YEREL SEÇİM İTTİFAKLARI 

 

CHP’de “Ekremciler”, “Kemalciler” tartışması yaşanırken 

AK Parti ve MHP yerel seçim çalışmalarına çoktan başladılar bile. 

İYİ Parti ise CHP’nin içindeki çatışmanın durulmasını bekliyor. 

Neden mi? 

İttifak için. 

İYİ Parti’ye yakın isimlerden aldığım duyum. 

Kılıçdaroğlu devam ederse. İYİ Parti Kılıçdaroğlu liderliğindeki CHP ile seçim ittifakına girmek istemiyor. 

İYİ Parti tarafından kamuoyuna “seçimlere tek başımıza gireceğiz” mesajı verilse de CHP ile il bazında yapılacak ittifaklara sıcak bakılıyor. 

Bunun en büyük nedeni ise İYİ Parti’nin hiç il belediyesinin olmayışı. 

İYİ Parti’nin CHP ile ittifak yapıp yapmayacağı ,“İmamoğlu”, “Kılıçdaroğlu” kavgasının son bulup, genel başkanın netleşmesiyle kesinlik kazanacak. Düelloda Akşener’in tercihi İmamoğlu’ndan yana. 

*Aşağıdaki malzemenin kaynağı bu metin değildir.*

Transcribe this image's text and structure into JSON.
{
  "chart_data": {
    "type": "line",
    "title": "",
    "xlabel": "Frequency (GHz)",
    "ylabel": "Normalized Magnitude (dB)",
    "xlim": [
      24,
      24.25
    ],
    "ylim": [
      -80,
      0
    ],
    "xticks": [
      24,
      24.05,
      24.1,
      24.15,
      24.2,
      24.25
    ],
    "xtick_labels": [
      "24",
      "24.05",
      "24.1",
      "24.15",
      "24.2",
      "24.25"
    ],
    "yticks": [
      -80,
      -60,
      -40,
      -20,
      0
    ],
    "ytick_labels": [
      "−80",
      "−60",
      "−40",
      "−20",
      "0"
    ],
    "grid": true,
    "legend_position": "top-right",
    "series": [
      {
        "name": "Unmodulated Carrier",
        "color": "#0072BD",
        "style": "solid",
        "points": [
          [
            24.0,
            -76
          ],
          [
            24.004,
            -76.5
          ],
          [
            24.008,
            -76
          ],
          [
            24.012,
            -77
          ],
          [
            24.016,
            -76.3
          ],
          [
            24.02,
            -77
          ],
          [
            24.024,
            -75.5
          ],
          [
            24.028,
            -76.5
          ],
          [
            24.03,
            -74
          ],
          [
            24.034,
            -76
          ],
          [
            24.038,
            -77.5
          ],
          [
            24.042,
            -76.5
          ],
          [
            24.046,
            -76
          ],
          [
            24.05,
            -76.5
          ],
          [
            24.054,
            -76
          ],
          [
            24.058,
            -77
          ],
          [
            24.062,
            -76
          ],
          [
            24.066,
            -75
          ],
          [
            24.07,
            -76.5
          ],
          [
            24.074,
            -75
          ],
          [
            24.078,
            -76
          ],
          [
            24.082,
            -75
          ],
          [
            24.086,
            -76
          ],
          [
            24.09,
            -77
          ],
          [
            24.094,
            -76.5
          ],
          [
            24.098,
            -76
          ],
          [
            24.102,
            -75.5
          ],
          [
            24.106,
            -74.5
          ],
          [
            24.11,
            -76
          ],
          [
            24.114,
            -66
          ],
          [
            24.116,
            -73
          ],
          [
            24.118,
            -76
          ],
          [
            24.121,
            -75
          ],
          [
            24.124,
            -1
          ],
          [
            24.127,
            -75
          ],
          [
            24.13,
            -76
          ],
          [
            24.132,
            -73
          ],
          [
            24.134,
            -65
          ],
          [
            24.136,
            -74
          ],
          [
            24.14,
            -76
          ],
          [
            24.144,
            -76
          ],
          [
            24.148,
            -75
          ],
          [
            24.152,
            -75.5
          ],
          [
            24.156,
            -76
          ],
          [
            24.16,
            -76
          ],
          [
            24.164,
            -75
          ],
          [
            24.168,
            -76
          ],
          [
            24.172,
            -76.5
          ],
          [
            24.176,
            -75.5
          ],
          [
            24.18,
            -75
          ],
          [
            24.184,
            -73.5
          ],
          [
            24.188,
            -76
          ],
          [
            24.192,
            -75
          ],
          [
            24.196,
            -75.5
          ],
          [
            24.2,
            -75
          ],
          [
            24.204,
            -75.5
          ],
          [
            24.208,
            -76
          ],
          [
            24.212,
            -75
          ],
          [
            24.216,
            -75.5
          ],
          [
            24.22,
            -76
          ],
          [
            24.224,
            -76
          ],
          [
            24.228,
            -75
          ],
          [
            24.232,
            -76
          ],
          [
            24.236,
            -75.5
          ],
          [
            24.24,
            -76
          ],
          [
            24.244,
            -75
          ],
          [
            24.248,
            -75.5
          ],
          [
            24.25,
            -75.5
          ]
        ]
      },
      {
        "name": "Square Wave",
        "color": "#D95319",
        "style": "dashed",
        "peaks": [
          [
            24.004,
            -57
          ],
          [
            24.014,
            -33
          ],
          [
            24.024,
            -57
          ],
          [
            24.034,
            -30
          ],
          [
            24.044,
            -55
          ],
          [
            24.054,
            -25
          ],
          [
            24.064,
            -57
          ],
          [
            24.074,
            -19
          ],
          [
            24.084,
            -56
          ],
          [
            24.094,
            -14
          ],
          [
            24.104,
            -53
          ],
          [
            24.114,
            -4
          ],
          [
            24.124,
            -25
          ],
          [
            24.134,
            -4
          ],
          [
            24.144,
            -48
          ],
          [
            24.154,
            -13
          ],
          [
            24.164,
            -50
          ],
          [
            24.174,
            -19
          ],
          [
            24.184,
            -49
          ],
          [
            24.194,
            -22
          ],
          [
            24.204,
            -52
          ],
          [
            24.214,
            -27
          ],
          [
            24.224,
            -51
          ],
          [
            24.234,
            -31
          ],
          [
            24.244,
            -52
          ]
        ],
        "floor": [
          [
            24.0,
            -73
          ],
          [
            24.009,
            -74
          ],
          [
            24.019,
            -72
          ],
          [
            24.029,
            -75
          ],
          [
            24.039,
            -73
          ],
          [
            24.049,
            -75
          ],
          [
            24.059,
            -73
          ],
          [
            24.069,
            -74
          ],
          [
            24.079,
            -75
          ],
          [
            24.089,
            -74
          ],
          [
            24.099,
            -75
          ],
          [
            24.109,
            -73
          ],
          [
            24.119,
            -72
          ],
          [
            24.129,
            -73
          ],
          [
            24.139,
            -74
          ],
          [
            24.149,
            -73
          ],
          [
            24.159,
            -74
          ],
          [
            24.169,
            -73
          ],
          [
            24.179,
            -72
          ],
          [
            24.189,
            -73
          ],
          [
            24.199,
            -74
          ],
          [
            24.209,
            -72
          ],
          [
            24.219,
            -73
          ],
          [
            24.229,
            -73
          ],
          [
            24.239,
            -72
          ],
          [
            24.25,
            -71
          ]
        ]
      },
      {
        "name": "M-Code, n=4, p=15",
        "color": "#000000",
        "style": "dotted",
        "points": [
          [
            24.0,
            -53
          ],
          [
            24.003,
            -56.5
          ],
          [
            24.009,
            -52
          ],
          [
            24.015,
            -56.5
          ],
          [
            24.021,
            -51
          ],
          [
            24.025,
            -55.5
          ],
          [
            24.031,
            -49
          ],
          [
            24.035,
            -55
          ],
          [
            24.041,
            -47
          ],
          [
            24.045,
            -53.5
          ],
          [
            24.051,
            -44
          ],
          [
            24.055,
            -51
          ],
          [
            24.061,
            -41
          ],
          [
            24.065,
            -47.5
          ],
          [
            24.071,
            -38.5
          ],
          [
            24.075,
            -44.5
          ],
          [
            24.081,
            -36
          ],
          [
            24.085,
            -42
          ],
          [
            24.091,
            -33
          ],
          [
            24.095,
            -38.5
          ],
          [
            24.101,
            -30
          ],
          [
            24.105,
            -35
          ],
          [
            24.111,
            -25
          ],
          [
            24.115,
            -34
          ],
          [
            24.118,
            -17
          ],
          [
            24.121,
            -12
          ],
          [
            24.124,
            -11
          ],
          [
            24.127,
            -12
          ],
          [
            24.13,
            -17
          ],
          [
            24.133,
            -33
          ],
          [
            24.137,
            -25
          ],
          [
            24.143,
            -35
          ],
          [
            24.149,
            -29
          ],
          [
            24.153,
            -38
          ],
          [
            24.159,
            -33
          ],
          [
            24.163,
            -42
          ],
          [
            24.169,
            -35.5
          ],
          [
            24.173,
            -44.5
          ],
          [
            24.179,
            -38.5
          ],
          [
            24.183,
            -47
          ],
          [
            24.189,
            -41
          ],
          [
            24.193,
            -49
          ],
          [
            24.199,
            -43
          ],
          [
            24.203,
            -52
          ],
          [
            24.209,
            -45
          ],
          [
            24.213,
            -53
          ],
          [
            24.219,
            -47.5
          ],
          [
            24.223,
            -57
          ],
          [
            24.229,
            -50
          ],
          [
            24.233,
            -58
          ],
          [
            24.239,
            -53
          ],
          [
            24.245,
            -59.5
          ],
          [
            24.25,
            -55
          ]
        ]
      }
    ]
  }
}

CHP’deki çok bilinmeyenli “bilinmezlik” ve İYİ Parti’nin ortada kalmışlığı sürecin uzamasına neden oluyor. Bu durum ise haliyle AK Parti’nin işine yarıyor. 

Daha önce yazmıştım. İYİ Parti İstanbul’da CHP’ye destek verme karşılığında CHP’den Ankara’yı istiyor. 

MHP’de ise her şey yolunda. 

Sular durgun. 

Yol haritası belli. 

Partinin Seçim sloganı bile hazır. 

MHP, “2024’e doğru Diyar Diyar Anadolu” mottosuyla belediye seçimlerine girecek. 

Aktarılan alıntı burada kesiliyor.